Berkeley Lab

Particle-Beam Therapy: A Longtime Area of LBNL Expertise

The use of proton and ion beams to treat cancer was invented by a former LBNL scientist, and the Laboratory was a longtime leader in its development.

Practically since the discovery that ionizing radiation can kill cells, doctors had been exploring ways to use it for cancer therapy without invasive surgery. In many institutions, including Berkeley, they tried many forms of radiation and many ways of delivering it, with varying degrees of success.

Robert Wilson, an E.O. Lawrence protégé who had recently left the Berkeley Radiation Laboratory for Harvard (and would later become the founder of Fermilab and a Nobel laureate) had the seminal idea behind modern proton and ion therapy in 1946. Protons, he knew, are steerable (unlike neutrons) and, when penetrating matter, deposit most of their energy within a small distance near the very end of their travel (unlike x- and gamma rays). This phenomenon is known as the “Bragg peak” after its discoverer.

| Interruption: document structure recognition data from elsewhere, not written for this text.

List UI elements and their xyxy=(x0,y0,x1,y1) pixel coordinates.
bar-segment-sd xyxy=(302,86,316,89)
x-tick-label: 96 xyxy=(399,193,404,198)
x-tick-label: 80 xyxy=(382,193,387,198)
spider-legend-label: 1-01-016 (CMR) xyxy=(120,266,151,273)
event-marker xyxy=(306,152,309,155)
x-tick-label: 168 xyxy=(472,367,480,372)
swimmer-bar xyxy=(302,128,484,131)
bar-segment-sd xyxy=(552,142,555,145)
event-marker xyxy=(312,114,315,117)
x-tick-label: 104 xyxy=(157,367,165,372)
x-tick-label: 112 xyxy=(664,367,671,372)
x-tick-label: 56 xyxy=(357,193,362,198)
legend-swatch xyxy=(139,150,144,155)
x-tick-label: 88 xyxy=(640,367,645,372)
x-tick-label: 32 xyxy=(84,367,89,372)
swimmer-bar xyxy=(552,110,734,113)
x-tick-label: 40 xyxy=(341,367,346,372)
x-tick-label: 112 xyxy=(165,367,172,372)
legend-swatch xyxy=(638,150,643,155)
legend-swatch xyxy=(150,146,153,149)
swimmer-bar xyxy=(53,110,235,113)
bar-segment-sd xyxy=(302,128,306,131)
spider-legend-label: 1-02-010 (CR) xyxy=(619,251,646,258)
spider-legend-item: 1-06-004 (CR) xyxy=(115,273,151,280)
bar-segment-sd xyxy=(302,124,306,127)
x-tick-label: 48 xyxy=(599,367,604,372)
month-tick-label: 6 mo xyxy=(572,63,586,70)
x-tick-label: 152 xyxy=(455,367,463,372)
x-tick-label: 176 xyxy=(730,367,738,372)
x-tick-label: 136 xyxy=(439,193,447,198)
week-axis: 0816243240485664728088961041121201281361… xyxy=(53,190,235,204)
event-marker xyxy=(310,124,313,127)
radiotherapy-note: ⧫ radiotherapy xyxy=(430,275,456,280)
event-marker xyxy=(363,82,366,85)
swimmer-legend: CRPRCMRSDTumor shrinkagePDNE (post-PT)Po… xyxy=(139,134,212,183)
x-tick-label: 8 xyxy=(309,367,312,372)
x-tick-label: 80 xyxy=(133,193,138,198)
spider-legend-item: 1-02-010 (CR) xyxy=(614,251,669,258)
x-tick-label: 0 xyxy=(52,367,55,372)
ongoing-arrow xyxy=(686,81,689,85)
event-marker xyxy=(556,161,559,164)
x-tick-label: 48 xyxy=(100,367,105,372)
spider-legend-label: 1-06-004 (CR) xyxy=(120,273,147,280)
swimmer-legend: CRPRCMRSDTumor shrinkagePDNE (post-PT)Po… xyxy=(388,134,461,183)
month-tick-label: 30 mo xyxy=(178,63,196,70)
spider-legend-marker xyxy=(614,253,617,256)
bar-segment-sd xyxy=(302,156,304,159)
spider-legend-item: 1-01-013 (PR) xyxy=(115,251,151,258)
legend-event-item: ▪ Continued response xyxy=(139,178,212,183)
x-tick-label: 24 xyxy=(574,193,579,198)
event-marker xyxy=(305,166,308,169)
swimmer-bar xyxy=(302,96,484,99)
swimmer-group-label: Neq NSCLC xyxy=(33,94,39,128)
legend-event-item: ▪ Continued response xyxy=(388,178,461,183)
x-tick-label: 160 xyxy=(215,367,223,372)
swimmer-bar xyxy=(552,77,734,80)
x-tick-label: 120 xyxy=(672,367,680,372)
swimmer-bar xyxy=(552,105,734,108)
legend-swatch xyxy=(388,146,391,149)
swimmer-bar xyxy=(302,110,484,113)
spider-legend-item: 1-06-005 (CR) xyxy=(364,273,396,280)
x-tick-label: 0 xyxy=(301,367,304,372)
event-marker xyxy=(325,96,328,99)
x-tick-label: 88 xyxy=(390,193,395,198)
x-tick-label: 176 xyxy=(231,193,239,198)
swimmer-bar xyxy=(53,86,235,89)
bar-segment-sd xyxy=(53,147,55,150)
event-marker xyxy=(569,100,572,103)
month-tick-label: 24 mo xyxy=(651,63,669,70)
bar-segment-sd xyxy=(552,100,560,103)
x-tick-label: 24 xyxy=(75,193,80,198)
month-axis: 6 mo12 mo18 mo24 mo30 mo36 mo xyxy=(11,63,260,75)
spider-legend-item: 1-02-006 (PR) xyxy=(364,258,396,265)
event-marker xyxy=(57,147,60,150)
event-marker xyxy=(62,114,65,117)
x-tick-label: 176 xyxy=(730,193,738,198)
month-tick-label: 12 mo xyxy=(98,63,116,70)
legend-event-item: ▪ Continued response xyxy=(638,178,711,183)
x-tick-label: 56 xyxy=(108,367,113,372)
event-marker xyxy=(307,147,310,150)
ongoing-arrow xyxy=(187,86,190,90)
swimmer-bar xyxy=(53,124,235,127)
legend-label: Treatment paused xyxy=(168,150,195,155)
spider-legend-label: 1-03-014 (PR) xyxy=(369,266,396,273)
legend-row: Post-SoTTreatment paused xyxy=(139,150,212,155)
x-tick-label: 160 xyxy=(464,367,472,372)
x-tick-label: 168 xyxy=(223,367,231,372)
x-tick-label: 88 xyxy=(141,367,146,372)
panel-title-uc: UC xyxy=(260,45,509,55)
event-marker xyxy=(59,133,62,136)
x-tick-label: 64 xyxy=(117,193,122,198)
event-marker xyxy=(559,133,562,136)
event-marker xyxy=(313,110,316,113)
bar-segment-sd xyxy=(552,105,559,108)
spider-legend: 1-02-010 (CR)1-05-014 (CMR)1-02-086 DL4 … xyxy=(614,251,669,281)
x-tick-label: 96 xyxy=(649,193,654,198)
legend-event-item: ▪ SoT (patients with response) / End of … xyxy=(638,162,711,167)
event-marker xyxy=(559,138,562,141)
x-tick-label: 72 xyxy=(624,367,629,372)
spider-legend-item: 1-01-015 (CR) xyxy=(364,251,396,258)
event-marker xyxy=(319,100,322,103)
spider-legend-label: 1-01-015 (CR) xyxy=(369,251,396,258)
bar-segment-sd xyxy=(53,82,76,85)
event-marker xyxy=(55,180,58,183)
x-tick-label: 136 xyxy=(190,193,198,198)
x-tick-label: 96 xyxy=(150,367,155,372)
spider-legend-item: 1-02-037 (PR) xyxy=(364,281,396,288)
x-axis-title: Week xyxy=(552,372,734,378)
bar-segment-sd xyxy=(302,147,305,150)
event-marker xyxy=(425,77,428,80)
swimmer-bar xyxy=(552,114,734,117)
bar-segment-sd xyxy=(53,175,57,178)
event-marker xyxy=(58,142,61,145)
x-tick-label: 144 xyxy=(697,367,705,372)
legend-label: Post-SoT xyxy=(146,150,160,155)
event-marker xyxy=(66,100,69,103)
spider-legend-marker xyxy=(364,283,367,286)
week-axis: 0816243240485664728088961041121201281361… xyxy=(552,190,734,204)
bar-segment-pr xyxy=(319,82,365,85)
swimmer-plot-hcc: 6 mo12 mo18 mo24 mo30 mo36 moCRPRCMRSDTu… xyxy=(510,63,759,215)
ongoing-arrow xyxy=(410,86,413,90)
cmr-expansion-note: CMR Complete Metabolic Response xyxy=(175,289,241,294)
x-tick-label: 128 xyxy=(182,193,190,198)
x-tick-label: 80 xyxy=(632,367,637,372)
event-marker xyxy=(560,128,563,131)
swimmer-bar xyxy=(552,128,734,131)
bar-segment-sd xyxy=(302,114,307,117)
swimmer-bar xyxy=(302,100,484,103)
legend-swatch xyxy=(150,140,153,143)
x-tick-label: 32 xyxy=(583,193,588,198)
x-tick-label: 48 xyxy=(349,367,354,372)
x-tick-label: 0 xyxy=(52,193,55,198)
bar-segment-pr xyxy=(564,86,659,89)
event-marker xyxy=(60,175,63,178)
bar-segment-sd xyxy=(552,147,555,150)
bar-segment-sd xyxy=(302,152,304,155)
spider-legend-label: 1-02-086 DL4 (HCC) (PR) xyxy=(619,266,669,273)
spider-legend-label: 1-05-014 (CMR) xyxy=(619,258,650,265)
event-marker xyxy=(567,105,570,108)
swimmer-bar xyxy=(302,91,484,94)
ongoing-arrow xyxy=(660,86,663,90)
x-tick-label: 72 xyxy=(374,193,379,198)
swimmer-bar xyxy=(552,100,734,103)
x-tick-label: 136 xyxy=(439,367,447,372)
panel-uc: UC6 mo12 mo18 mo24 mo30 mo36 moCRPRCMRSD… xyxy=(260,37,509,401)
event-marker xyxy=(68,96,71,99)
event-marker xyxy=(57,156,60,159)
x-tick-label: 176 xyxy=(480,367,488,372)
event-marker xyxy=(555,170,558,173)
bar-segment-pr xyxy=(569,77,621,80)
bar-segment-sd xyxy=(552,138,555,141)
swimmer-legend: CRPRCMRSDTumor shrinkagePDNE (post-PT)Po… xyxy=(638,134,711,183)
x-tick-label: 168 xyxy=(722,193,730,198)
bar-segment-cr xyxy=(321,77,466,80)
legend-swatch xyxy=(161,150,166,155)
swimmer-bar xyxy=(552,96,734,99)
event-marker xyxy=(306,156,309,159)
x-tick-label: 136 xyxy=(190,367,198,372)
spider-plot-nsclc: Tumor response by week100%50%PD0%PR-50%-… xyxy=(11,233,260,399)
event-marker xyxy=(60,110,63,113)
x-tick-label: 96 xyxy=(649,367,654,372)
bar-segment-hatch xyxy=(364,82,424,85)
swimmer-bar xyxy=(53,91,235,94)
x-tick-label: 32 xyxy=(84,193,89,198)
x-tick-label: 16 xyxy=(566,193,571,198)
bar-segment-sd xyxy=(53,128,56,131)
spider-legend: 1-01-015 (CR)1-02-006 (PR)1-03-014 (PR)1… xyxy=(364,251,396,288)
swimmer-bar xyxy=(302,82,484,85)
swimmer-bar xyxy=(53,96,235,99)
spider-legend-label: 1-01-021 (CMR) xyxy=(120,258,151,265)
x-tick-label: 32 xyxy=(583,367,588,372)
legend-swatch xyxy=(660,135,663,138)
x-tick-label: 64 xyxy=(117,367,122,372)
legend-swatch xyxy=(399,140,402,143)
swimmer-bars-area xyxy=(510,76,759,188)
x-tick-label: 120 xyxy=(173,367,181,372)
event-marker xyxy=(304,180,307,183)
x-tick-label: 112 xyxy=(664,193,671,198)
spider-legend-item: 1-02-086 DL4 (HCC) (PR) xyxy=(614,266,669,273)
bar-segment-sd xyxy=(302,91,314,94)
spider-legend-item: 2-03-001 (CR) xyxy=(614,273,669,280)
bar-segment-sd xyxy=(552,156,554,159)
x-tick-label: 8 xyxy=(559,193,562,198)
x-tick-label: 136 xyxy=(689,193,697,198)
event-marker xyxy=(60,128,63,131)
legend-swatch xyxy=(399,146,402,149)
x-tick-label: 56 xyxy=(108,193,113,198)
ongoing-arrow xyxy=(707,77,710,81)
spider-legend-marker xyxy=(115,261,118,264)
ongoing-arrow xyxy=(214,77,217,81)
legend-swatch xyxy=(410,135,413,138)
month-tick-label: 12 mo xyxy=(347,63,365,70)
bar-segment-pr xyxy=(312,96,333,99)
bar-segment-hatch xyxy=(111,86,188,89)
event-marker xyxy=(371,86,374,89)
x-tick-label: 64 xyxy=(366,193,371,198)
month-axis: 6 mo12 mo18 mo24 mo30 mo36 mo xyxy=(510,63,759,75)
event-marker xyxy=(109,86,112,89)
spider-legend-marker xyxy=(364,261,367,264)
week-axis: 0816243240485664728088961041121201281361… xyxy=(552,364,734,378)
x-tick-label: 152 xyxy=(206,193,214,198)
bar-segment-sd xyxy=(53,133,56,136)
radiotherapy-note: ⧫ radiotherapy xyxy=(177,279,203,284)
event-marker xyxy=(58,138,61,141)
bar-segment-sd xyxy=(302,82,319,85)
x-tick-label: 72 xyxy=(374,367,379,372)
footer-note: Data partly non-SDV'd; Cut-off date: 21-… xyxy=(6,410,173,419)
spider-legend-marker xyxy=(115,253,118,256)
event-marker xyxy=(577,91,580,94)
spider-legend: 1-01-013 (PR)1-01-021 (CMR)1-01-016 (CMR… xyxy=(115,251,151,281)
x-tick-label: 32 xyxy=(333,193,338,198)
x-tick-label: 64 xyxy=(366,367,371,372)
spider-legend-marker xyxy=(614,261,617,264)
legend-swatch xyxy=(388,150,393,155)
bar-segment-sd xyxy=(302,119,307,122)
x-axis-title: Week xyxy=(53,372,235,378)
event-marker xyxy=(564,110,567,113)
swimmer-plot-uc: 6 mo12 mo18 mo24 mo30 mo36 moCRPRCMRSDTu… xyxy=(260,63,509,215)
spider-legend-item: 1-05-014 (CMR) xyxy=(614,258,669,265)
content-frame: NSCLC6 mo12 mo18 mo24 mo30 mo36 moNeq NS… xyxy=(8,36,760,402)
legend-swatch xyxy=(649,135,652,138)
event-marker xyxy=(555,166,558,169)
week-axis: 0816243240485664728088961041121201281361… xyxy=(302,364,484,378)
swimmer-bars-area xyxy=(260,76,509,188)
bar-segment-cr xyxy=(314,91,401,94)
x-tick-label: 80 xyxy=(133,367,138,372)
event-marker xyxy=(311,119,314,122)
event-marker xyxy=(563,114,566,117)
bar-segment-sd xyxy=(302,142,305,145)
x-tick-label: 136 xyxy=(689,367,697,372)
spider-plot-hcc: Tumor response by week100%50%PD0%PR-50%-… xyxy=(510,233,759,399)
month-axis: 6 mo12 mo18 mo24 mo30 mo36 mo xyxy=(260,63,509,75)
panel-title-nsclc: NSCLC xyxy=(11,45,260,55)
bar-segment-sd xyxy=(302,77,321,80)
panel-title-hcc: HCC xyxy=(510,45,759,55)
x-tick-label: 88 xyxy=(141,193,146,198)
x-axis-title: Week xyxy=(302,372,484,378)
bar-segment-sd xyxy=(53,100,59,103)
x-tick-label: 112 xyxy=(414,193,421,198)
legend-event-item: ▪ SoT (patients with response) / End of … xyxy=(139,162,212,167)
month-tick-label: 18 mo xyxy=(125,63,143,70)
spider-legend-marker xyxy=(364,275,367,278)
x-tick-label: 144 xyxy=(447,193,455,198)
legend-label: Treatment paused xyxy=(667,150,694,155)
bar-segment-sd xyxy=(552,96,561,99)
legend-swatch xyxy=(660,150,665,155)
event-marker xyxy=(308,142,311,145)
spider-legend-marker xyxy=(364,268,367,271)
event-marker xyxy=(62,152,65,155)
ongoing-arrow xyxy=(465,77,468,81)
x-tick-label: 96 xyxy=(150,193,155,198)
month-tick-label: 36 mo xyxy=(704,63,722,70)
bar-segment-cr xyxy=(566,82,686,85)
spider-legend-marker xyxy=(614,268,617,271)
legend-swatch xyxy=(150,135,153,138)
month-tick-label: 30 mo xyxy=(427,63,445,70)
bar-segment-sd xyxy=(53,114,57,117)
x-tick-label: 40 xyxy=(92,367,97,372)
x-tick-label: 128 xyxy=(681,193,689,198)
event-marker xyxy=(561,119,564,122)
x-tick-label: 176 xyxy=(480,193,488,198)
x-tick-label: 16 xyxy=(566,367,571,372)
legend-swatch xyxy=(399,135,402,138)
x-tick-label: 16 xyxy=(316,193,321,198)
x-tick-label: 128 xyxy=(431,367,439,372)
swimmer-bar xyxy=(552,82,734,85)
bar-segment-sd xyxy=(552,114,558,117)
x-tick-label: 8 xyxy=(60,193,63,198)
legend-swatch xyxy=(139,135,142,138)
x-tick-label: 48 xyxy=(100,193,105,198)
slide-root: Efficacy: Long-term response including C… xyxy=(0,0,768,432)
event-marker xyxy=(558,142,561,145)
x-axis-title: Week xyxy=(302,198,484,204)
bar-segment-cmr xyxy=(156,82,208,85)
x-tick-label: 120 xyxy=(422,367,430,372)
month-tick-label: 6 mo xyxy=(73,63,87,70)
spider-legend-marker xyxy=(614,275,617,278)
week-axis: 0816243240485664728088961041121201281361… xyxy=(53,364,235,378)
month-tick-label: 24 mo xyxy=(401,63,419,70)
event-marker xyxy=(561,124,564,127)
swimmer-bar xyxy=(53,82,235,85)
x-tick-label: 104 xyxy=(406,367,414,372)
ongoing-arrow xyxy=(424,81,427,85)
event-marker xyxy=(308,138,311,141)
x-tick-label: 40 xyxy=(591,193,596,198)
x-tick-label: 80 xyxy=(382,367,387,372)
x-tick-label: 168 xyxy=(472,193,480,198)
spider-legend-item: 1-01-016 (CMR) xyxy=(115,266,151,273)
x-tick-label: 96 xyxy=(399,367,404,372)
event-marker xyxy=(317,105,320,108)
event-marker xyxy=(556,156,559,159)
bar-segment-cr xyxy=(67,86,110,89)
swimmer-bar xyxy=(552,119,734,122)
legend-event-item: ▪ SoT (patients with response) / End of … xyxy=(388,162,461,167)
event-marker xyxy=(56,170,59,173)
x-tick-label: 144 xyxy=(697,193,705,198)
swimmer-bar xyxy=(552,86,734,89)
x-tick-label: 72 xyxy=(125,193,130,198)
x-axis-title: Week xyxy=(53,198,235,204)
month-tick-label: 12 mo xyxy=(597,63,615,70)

Wilson realized that by selecting the energy of the beam so that the Bragg peak occurred within the tumor, doctors could spare healthy tissue en route to and beyond it. He also knew that it was possible to form small proton beams and guide them precisely. He had this idea at a time when particle accelerators capable of reaching the necessary energies were becoming more widely available, and a number of institutions began exploring it. Animal experiments at the “Rad Lab” confirmed his predictions in 1948, and treatment began here in 1954, first at the 184-Inch Synchrocyclotron and then at the Bevalac.

Braggpeak_325x194y An energy deposition phenomenon called the Bragg peak is the key to ion-beam therapy.

The Bevalac (a 1974-onward combination of the SuperHILAC heavy-ion linac and the Bevatron) enabled clinical trials with heavy ions rather than the proton and helium beams used previously. All in all, more than 1400 cancer patients were treated at what is now LBNL before the Bevalac was decommissioned in 1993.

By that time, the Food and Drug Administration had approved proton therapy as a treatment option for certain cancers, and hospital-based proton centers would soon follow. There are now some 70 proton centers worldwide, 14 of them in the US. The number of patients treated worldwide is of order 100,000.

Making proton treatment facilities better remains attractive to hospitals, and meanwhile, the US is moving to rejoin the exploration of potential benefits of heavier ions such as carbon – a form of therapy pioneered at LBNL.